Remove to a warmed plate whilst you fry an egg per person in the same pan. When you are ready to eat, add the rest of the oil to a frying pan and fry the patties over a medium heat for 3-4 minutes on each side. Cook the patties for 3 - 5 minutes on each side, using an egg flip to turn them over. In a frypan heat the butter until bubbling. Place in the fridge for 20 minutes to firm up before frying. Form six patties with your hands, and dust with flour. Flatten into patties, lay on a plate and chill until required. Add the egg, cheese and mustard and mix until just combined (don't overwork the mixture).

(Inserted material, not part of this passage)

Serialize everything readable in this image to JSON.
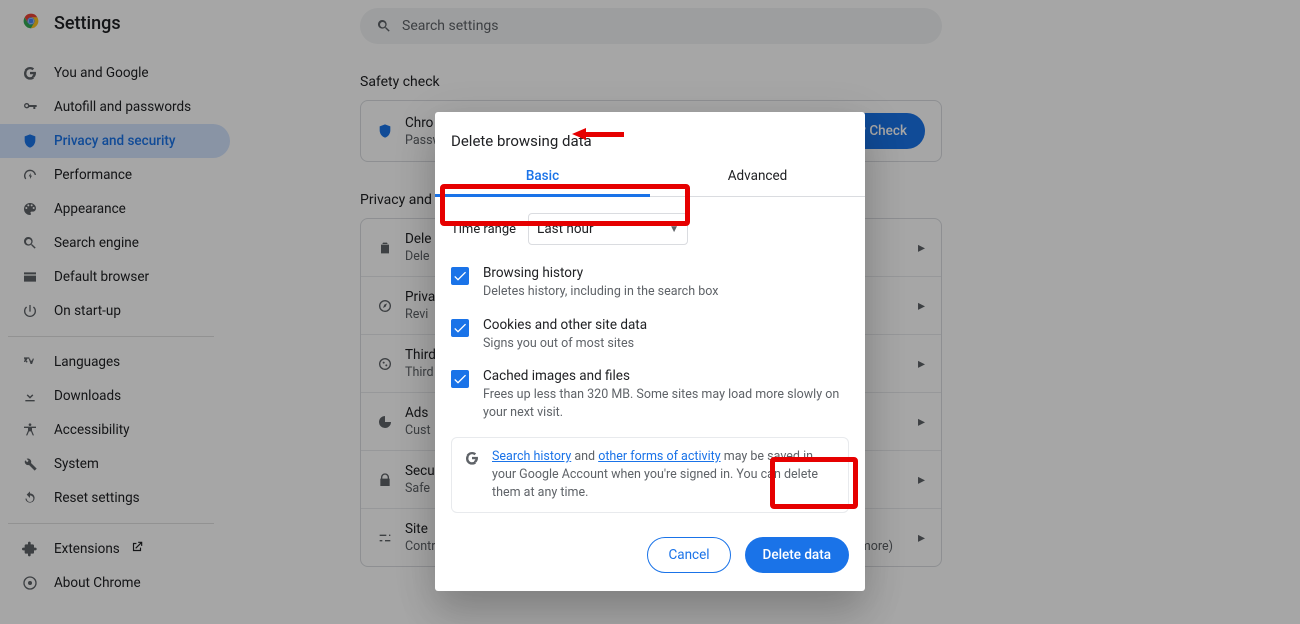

Using your hands divide the mixture into 8 even sized balls. Drain and lightly fold through the mash, adding a good seasoning of salt and black pepper. Remove with a slotted spoon and drain for a moment on kitchen paper, then stir though the potatoes.Ĭook the Tenderstem in boiling water for 3 minutes until just tender. When they are ready, stir though the mashed potatoes.Īdd the lardons or bacon to the frying pan and cook over a medium heat until crisp. Whilst the potatoes are cooking, heat two tablespoons of the oil in a non-stick frying pan and fry the onions over a medium heat for about 20 minutes until lightly caramelised.

Cook for about 15-20 minutes until soft when pierced with a fork. Colcannon is boiled and crushed potatoes with cabbage from ROI. Put the potatoes into a pan of lightly salted cold water and bring up to the boil. Bubble and Squeak is left over potatoes, mashed with whichever veg and then fried from England. Serve two bubble and squeak patties per person with the egg on top and the gravy drizzled around the side.